HyperSaaS
BackendDocuments & RAG

Hybrid Retrieval

Semantic + keyword search with Reciprocal Rank Fusion.

HyperSaaS uses a hybrid retrieval strategy combining vector similarity search and PostgreSQL full-text search, fused with Reciprocal Rank Fusion (RRF).

Search Function

def search_documents(
    query: str,
    session_id: str,
    workspace_id: str,
    top_k: int = 5,
    semantic_candidates: int = 20,
    keyword_candidates: int = 20,
) -> list[dict]:

Called by the search_knowledge_base agent tool during chat conversations.

Retrieval Flow

User query


1. Resolve active documents
    │  - Get KBs attached to ChatSession
    │  - Get Documents in those KBs with status="ready"
    │  - Scope to workspace

    ├──────────────────────────┐
    │                          │
    ▼                          ▼
2a. Semantic Search        2b. Keyword Search
    (pgvector cosine)          (PostgreSQL FTS)
    → top 20 candidates        → top 20 candidates
    │                          │
    └──────────┬───────────────┘


3. Reciprocal Rank Fusion
    → top 5 results


4. Return results with citations

Embeds the query and finds the closest document chunks using pgvector's cosine distance:

from pgvector.django import CosineDistance

query_embedding = embeddings.embed_query(query)

chunks = (
    DocumentChunk.objects
    .filter(document_id__in=document_ids)
    .annotate(distance=CosineDistance("embedding", query_embedding))
    .order_by("distance")
    [:semantic_candidates]
)

Distance is converted to similarity: score = 1.0 - distance.
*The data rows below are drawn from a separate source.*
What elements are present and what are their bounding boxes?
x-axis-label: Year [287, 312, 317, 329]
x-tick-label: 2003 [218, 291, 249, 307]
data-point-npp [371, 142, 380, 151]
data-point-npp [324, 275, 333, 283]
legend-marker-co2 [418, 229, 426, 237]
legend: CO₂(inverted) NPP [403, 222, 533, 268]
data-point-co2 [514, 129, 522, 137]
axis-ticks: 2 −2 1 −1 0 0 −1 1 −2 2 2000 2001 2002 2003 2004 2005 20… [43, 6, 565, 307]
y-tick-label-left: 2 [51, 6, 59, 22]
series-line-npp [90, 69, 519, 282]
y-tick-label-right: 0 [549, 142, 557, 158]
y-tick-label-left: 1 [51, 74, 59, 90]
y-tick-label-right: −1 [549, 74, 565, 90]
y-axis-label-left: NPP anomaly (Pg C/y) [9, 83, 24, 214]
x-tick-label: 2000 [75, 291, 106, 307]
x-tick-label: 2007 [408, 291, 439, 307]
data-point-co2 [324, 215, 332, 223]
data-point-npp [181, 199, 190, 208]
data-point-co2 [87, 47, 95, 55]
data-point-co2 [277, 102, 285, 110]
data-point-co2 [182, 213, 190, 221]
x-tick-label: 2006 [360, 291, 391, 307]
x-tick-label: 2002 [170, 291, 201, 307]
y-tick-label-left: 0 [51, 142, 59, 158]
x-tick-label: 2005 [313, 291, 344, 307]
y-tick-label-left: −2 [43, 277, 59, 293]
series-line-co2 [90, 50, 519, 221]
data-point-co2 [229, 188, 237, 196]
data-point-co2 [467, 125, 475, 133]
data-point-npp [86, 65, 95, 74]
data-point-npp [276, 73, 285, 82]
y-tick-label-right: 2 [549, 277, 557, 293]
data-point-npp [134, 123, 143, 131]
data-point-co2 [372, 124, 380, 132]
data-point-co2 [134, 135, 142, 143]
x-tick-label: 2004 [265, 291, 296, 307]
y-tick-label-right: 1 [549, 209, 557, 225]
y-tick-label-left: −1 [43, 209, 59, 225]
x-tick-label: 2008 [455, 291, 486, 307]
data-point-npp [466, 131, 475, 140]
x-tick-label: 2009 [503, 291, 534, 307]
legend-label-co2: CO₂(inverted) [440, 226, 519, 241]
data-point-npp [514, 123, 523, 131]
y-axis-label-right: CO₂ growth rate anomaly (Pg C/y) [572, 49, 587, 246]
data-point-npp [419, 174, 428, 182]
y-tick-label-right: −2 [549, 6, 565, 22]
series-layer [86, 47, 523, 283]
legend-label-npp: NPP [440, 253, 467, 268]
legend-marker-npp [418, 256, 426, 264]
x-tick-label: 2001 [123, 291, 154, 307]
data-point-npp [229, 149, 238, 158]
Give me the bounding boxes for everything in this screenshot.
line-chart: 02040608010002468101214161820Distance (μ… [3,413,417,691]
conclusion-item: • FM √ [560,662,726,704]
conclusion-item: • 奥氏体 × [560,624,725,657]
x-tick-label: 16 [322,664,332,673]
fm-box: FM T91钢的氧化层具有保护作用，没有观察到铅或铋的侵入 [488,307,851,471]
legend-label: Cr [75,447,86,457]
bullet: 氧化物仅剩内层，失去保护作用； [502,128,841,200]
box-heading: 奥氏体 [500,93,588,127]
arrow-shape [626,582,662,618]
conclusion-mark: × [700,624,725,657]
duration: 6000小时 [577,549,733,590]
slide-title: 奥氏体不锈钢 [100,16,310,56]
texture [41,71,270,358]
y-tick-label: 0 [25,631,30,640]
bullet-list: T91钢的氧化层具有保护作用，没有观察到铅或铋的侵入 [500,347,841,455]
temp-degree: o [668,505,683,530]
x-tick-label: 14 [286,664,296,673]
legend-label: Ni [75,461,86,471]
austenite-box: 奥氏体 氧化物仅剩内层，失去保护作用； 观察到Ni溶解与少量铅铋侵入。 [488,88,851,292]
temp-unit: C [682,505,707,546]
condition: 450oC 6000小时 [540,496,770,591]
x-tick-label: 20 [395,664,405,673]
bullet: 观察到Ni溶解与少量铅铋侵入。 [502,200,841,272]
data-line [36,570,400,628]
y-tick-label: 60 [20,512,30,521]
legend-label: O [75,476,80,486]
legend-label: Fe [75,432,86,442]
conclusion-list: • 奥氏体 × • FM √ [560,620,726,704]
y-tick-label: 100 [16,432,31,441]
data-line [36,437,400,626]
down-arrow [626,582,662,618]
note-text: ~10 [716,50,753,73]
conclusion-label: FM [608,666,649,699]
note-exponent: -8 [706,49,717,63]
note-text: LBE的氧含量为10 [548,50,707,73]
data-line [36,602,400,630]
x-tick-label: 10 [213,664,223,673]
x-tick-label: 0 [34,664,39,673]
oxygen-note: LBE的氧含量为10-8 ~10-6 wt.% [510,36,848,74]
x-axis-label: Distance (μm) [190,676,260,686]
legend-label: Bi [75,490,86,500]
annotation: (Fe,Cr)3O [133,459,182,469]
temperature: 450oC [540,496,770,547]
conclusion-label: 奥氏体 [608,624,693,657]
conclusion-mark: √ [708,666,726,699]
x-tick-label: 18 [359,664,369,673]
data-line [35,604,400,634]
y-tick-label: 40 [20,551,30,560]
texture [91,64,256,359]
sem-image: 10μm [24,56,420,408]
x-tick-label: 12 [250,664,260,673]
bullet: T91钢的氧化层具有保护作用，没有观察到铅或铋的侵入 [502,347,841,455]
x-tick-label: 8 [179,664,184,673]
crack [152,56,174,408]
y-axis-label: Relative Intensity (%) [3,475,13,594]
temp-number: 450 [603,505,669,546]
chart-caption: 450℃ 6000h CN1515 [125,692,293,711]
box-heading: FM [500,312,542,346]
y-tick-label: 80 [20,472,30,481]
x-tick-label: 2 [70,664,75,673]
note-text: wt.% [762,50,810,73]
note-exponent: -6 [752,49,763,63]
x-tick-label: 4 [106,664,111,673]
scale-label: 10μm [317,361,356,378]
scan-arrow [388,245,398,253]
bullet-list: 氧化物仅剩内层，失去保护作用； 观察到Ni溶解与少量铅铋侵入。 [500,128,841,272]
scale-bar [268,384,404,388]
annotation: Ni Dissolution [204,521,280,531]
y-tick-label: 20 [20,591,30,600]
The HNSW index (m=16, ef_construction=64, cosine ops) enables approximate nearest neighbor search — fast even with millions of chunks.

Uses PostgreSQL's built-in full-text search with websearch mode:

from django.contrib.postgres.search import SearchQuery, SearchVector, SearchRank

search_query = SearchQuery(query, search_type="websearch")
search_vector = SearchVector("content")

chunks = (
    DocumentChunk.objects
    .filter(document_id__in=document_ids)
    .annotate(rank=SearchRank(search_vector, search_query))
    .filter(rank__gt=0.0)
    .order_by("-rank")
    [:keyword_candidates]
)

The websearch mode supports natural language queries with boolean operators (AND, OR, -exclude).

Reciprocal Rank Fusion

RRF merges the two ranked lists without a learned fusion model:

def _reciprocal_rank_fusion(
    semantic_results: list,
    keyword_results: list,
    k: int = 60,
    top_k: int = 10,
) -> list:
    scores = {}
    for rank, result in enumerate(semantic_results):
        scores[chunk_id] = 1 / (k + rank + 1)
    for rank, result in enumerate(keyword_results):
        scores[chunk_id] += 1 / (k + rank + 1)
    return sorted(scores, reverse=True)[:top_k]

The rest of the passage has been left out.